Abrió la puerta del automóvil y, siempre con el fusil de caño recortado en la mano, salió a la carretera. Ninguno de sus compañeros -Tony, Estrella Sadhalá y Amadito- lo siguió; desde el interior del vehículo, observaron su silueta robusta, perfilada contra las sombras que el tenue resplandor de la luna apenas aclaraba, mientras se dirigía hacia el pequeño Volkswagen que, con las luces apagadas, había venido a estacionarse junto a ellos.

– No me digas que el Jefe cambió de idea -exclamó Antonio a modo de saludo, metiendo la cabeza por la ventanilla y acercando mucho la cara a su conductor y único pasajero, un hombre acezante, de traje y corbata, tan gordo que parecía imposible que hubiera podido entrar en el vehículo, donde parecía enjaulado.

– Al contrario, Antonio -lo calmó Miguel Angel Báez Díaz, las manos aferradas al timón-. Va a San Cristóbal de todos modos. Se ha atrasado porque, después del paseo por el Malecón, se llevó a Pupo Román a la Base de San Isidro. Vine a tranquilizarte, me imaginaba tu impaciencia. Aparecerá en cualquier momento. Estense listos.
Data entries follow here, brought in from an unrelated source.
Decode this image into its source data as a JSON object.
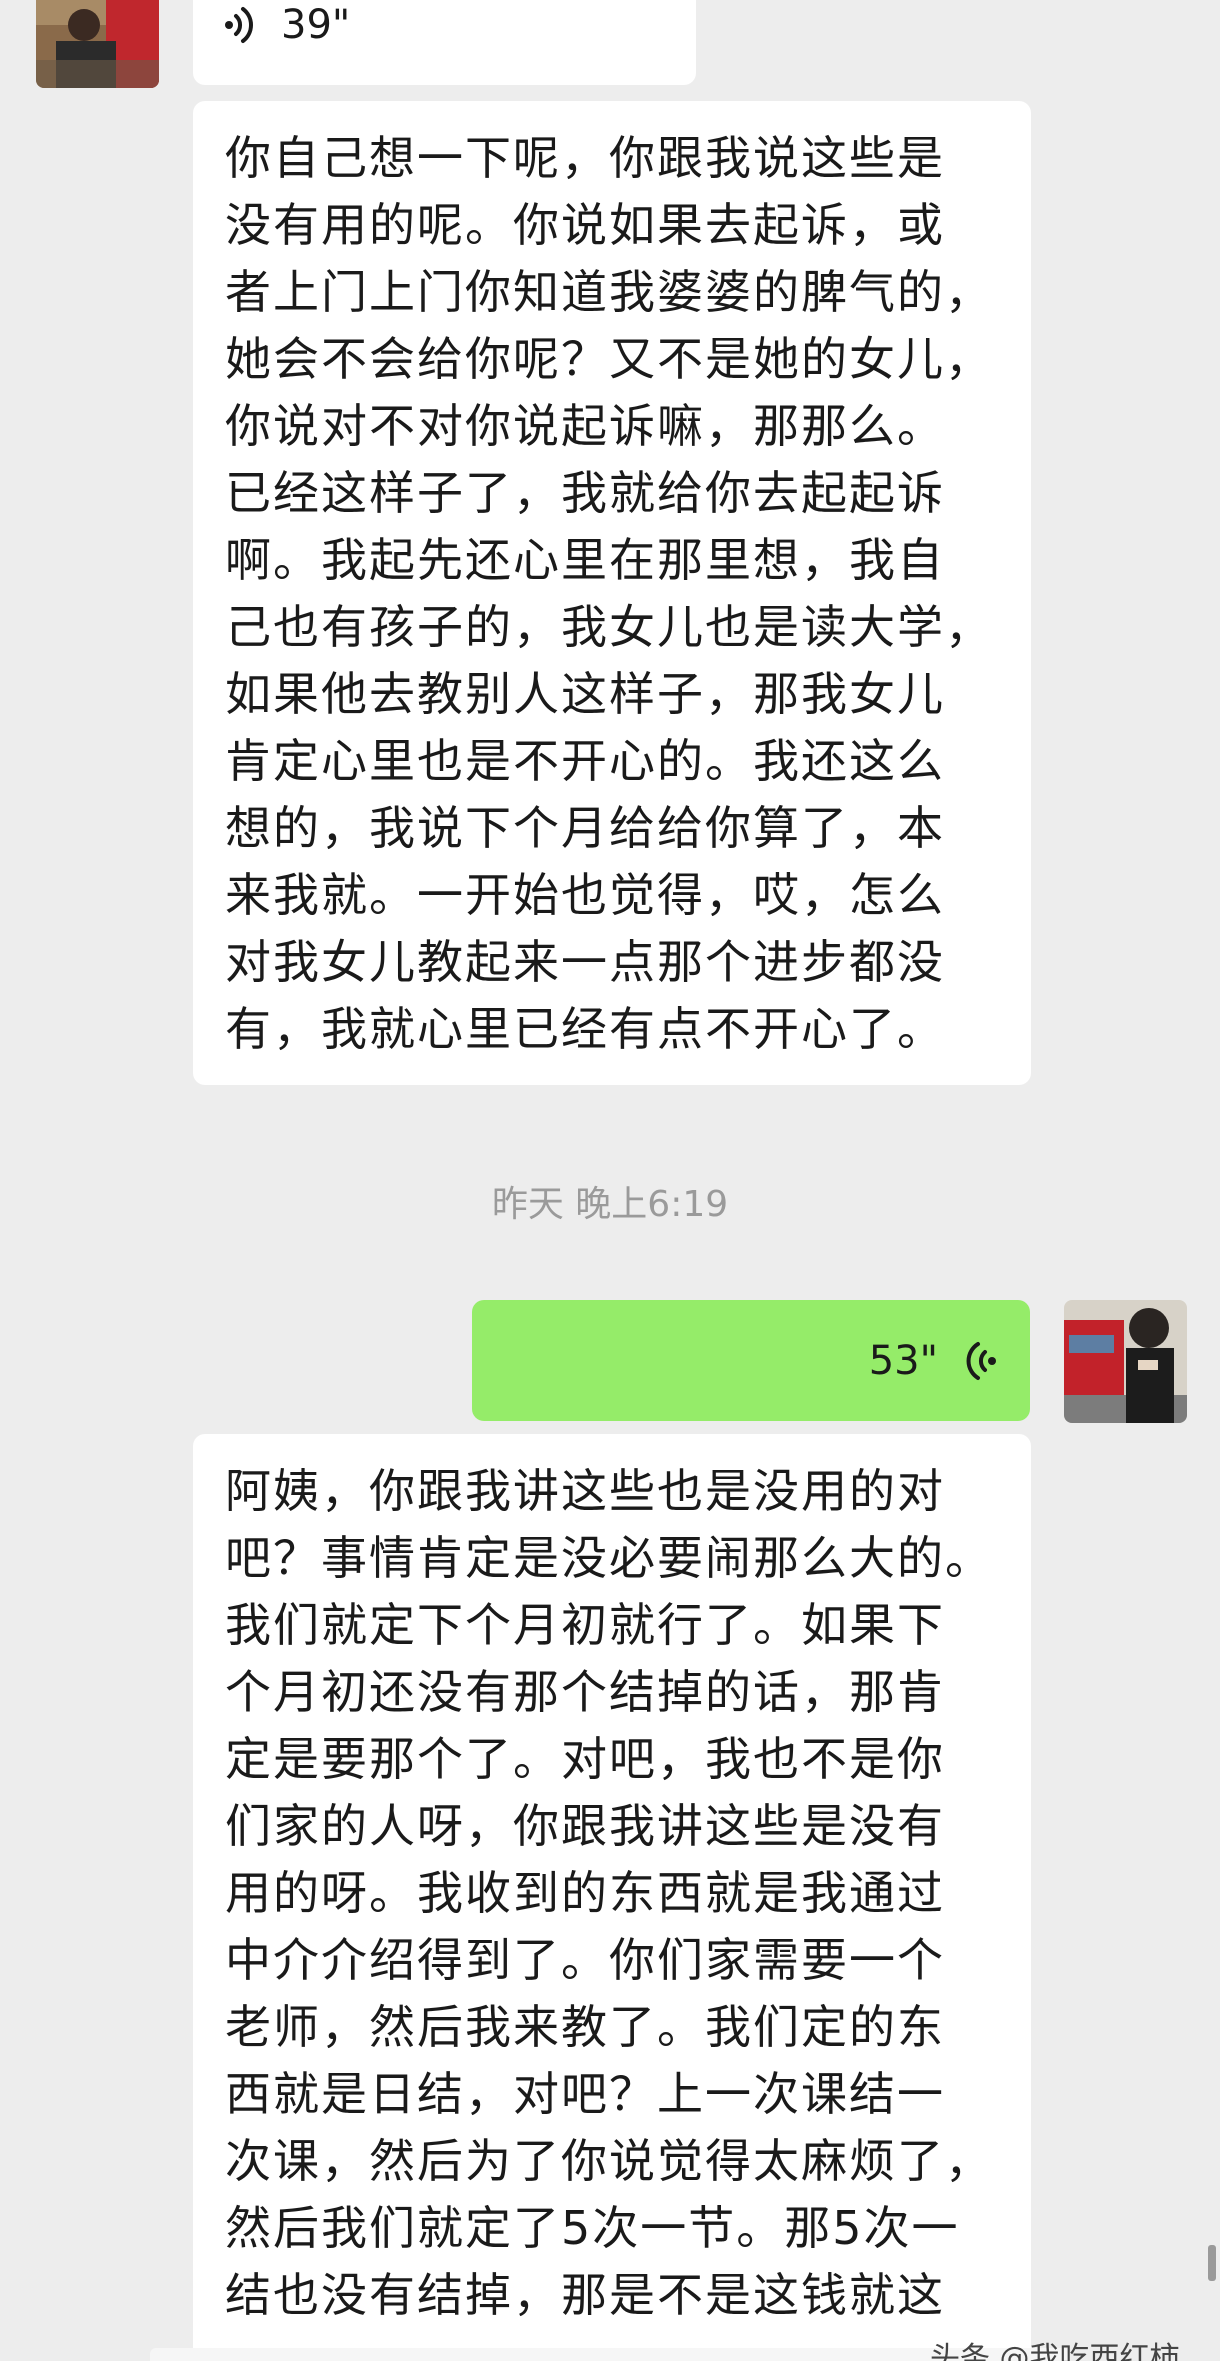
{
  "messages": [
    {
      "id": "voice-1",
      "direction": "incoming",
      "kind": "voice",
      "duration": "39\""
    },
    {
      "id": "text-1",
      "direction": "incoming",
      "kind": "text",
      "text": "你自己想一下呢，你跟我说这些是\n没有用的呢。你说如果去起诉，或\n者上门上门你知道我婆婆的脾气的，\n她会不会给你呢？又不是她的女儿，\n你说对不对你说起诉嘛，那那么。\n已经这样子了，我就给你去起起诉\n啊。我起先还心里在那里想，我自\n己也有孩子的，我女儿也是读大学，\n如果他去教别人这样子，那我女儿\n肯定心里也是不开心的。我还这么\n想的，我说下个月给给你算了，本\n来我就。一开始也觉得，哎，怎么\n对我女儿教起来一点那个进步都没\n有，我就心里已经有点不开心了。"
    },
    {
      "id": "timestamp-1",
      "kind": "timestamp",
      "text": "昨天 晚上6:19"
    },
    {
      "id": "voice-2",
      "direction": "outgoing",
      "kind": "voice",
      "duration": "53\""
    },
    {
      "id": "text-2",
      "direction": "incoming",
      "kind": "text",
      "text": "阿姨，你跟我讲这些也是没用的对\n吧？事情肯定是没必要闹那么大的。\n我们就定下个月初就行了。如果下\n个月初还没有那个结掉的话，那肯\n定是要那个了。对吧，我也不是你\n们家的人呀，你跟我讲这些是没有\n用的呀。我收到的东西就是我通过\n中介介绍得到了。你们家需要一个\n老师，然后我来教了。我们定的东\n西就是日结，对吧？上一次课结一\n次课，然后为了你说觉得太麻烦了，\n然后我们就定了5次一节。那5次一\n结也没有结掉，那是不是这钱就这"
    }
  ],
  "watermark": "头条 @我吃西红柿",
  "icons": {
    "voice_incoming": "voice-wave-icon",
    "voice_outgoing": "voice-wave-icon"
  },
  "colors": {
    "background": "#ededed",
    "incoming_bubble": "#ffffff",
    "outgoing_bubble": "#95ec69",
    "timestamp_text": "#9a9a9a"
  }
}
– No fallaremos, Miguel Angel. Espero que ustedes tampoco.

Conversaron un momento, las caras muy juntas, el gordo siempre prendido del volante y De la Maza echando miradas hacia la pista que venía de Ciudad Trujillo, temeroso de que el vehículo se materializara de pronto y no le diera tiempo de regresar a su auto.

– Adiós, y que todo salga bien -se despidió Miguel Angel Báez Díaz.

Partió, de regreso a Ciudad Trujillo, siempre con las luces apagadas. De pie en el sitio, sintiendo el aire fresco y oyendo las olas que rompían a pocos metros -sentía salpicaduras en la cara y en la cabeza, donde sus cabellos comenzaban a ralear-, Antonio vio alejarse al vehículo, y lo vio confundirse con la noche allá lejos, donde titilaban las lucecitas de la ciudad y sus restaurantes, seguramente llenos de gente. Miguel Angel parecía seguro. No había duda, pues: vendría y este martes 30 de mayo de 1961 él cumpliría, por fin, el juramento hecho en la finca familiar de Moca, ante su padre y hermanos, cuñadas y cuñados, hacía cuatro años y cuatro meses, el 7 de enero de 1957, el día que enterraron a Tavito.

Pensó en lo cerca que estaba el Pony, y lo bien que le sentaría tomarse un trago de ron con mucho hielo, en una de las altas banquetas de paja del barcito, como tantas veces este último tiempo, y sentir que el alcohol ascendía a su cerebro, lo distraía y apartaba de Tavito, y de la amargura, la exasperación y la fiebre que era su vida desde el cobarde asesinato de su hermano menor, el más pegado a él, el más querido. «Sobre todo, desde la infame calumnia que le inventaron, para matarlo otra vez», pensó. Regresó despacio hacia el Chevrolet. Era un automóvil flamante, que Antonio había importado de Estados Unidos y hecho reforzar y afinar, explicando en el garaje que, como por su trabajo de hacendado y administrador de un aserradero en Restauración, en la frontera con Haití, pasaba buena parte del año viajando, necesitaba un carro más veloz y resistente. Había llegado el momento de poner a prueba ese Chevrolet último modelo, capaz, gracias a los ajustes en los cilindros y el motor, de alcanzar 200 kilómetros por hora en pocos minutos, algo que el auto del Generalísimo no estaba en condiciones de hacer. Volvió a sentarse junto a Antonio Imbert.